RESMİ PAYELER ELEŞTİRİSİ

23 Ekim 1964’te Le Monde ve Le Figaro gazetelerine gönderdiği “Neden Reddettim” mektubunda şöyle der: “... Şahsi sebeplerim şunlar: Ben resmi payelere her zaman dirsek çevirdim. Siyaset, topluluk ya da edebiyat meselelerinde bir tutumu benimseyen yazar, bence ancak kendi imkanlarını, yani kalemini ve kağıdını kullanmalıdır.

Ancak... Mektubun ana fikri ‘objektif nedenlerde’ yatmaktadır.

PASTERNAK’A NEDEN VERİLDİ?

Okuyalım: “... Gönlüm inkar edilmez şekilde sosyalizmden, yaygın deyimiyle Doğu Bloku’ndan yanadır. Yüksek kültür divanlarınca dağıtılan payelerden hiçbirini, yalnız Batı’dan değil Doğu’dan da gelse kabul edemeyişim bu yüzdendir.”

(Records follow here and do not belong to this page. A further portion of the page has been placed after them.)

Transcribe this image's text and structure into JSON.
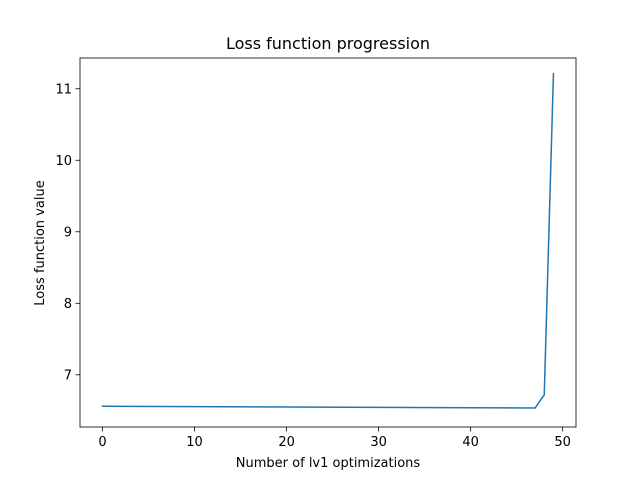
{
  "chart_data": {
    "type": "line",
    "title": "Loss function progression",
    "xlabel": "Number of lv1 optimizations",
    "ylabel": "Loss function value",
    "xlim": [
      -2.45,
      51.45
    ],
    "ylim": [
      6.27,
      11.43
    ],
    "xticks": [
      0,
      10,
      20,
      30,
      40,
      50
    ],
    "yticks": [
      7,
      8,
      9,
      10,
      11
    ],
    "xtick_labels": [
      "0",
      "10",
      "20",
      "30",
      "40",
      "50"
    ],
    "ytick_labels": [
      "7",
      "8",
      "9",
      "10",
      "11"
    ],
    "grid": false,
    "series": [
      {
        "color": "#1f77b4",
        "x": [
          0,
          10,
          20,
          30,
          40,
          47,
          48,
          49
        ],
        "y": [
          6.56,
          6.555,
          6.55,
          6.545,
          6.54,
          6.535,
          6.72,
          11.21
        ]
      }
    ]
  }
}
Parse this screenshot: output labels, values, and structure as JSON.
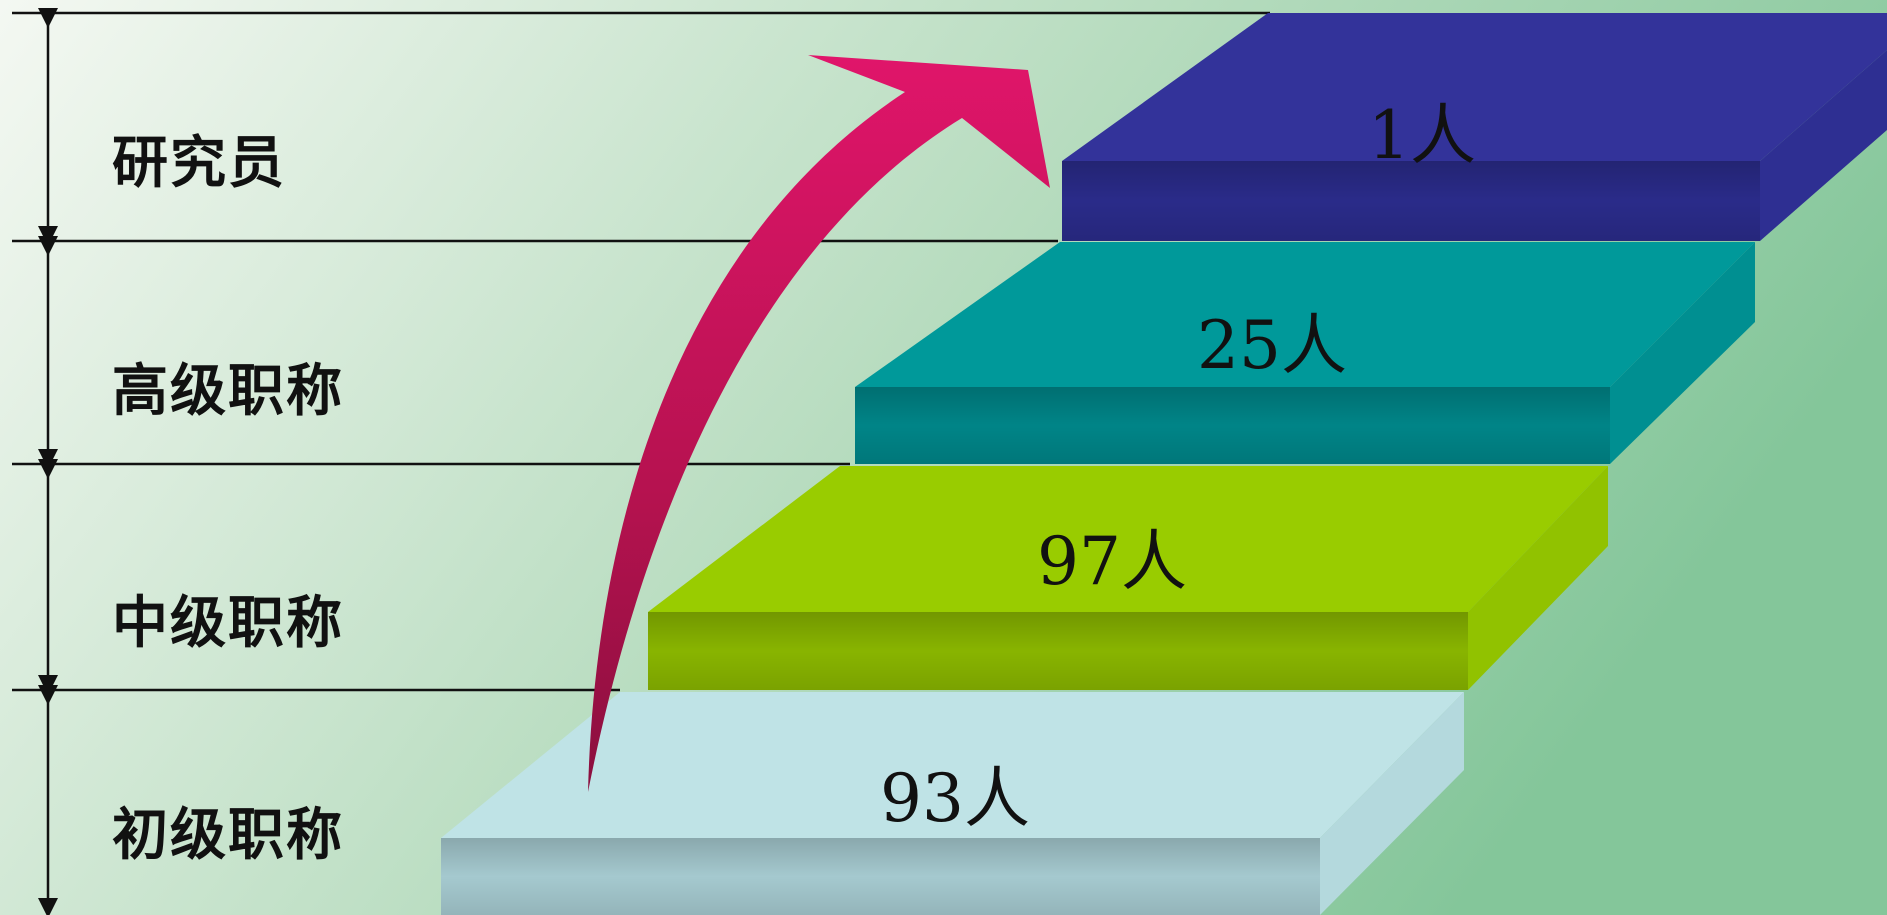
{
  "colors": {
    "background_start": "#f2f7f1",
    "background_end": "#86c79b",
    "arrow": "#d0145e",
    "line": "#111111",
    "step_top": [
      "#33339a",
      "#00999a",
      "#99cc00",
      "#bfe3e6"
    ],
    "step_front": [
      "#2b2c8c",
      "#00878a",
      "#8bb800",
      "#a8cdd3"
    ],
    "step_side": [
      "#2e2f92",
      "#008f91",
      "#91c200",
      "#b4d9dd"
    ]
  },
  "levels": [
    {
      "label": "研究员",
      "count": "1人"
    },
    {
      "label": "高级职称",
      "count": "25人"
    },
    {
      "label": "中级职称",
      "count": "97人"
    },
    {
      "label": "初级职称",
      "count": "93人"
    }
  ]
}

Ve mektubun sonu Nobel gerçeğini ortaya çıkarıyor:

“… Nobel günümüzde Batı Bloku yazarlarına ya da Doğu’da başkaldıranlara verilen bir ödül olarak görünmektedir. Mesela, Güney Amerika şairlerinin en büyüklerinden biri olan Neruda ödüle değer bulunmamıştır. Herkesten fazla layık olduğu halde Louis Aragon ciddi olarak hiç düşünülmemiştir. Ödülün Şolohov’dan önce Pasternak’a verilmesi ve Sovyetlerden seçilmiş tek eserin memleketinde yasaklanmış ve ancak basılabilmiş bir kitap olması da esef edilecek bir durumdur. Cezayir savaşı günlerinde, (121’ler Beyannamesi)’ni imzaladığımız sırada verilseydi, Nobel’i sevinçle kabul ederdim. Zira o zaman bu mükafat sadece bana değil, uğrunda savaştığımız hürriyete de şeref kazandıracaktı.”

“1984” ve “Hayvan Çiftliği” CIA’nın yazdırdığı kitaplar


Frances Stonor Saunders...

İngiliz gazeteci...

‘1984’ kitabı film de olmuştu


“Parayı Verdi Düdüğü Çaldı” kitabında, ABD istihbarat örgütü CIA’nın finanse ettiği kitaplar arasında, George Orwell’ın “1984” ve “Hayvan Çiftliği” kitaplarını gösteriyor. CIA’nın, Sovyetler’e karşı en etkili dergisinin 1953 ve 1990 yılları arasında yayımlanan “Encounter” dergisi olduğu belirtiliyor. Saunders, İngilzi Independent’ta yayımlanan 22 Ekim 1995 tarihli “Modern art was a CIA weapon/Modern sanat CIA’nın bir silahıydı” başlıklı makalesinde şöyle diyor: “... 1947’de kurulan CIA, daha ilk senesinde komünizmin Batılı entelektüel ve sanatçılar için henüz cazibesini yitirmemiş olmasından rahatsızlık duyduğu için, kendi içinde Propaganda Araçları Yönetimi adlı bir bölüm kurdu. Bu bölüm, bir dönem dünya çapında yaklaşık 800 dergi, gazete ve benzeri mecraya fon sağlayarak arka plandaki yönetici işlevi gördü. Stephen Spender’in editörlüğünde yayınlanmış olan İngiliz Encounter dergisi de bu yayınlardan bir tanesi. Eski CIA ajanları bu bölümü CIA’in yönettiği bir müzik kutusuna benzetiyorlar: O dönem CIA hangisini seçerse, dünyada o parça çalıyor. Amerikan sanatı da, bu yayın organları gibi 20 sene boyunca uzaktan kumandayla kontrol altında tutuluyor... Ancak akımın temsilcileri durumdan tamamen habersiz.”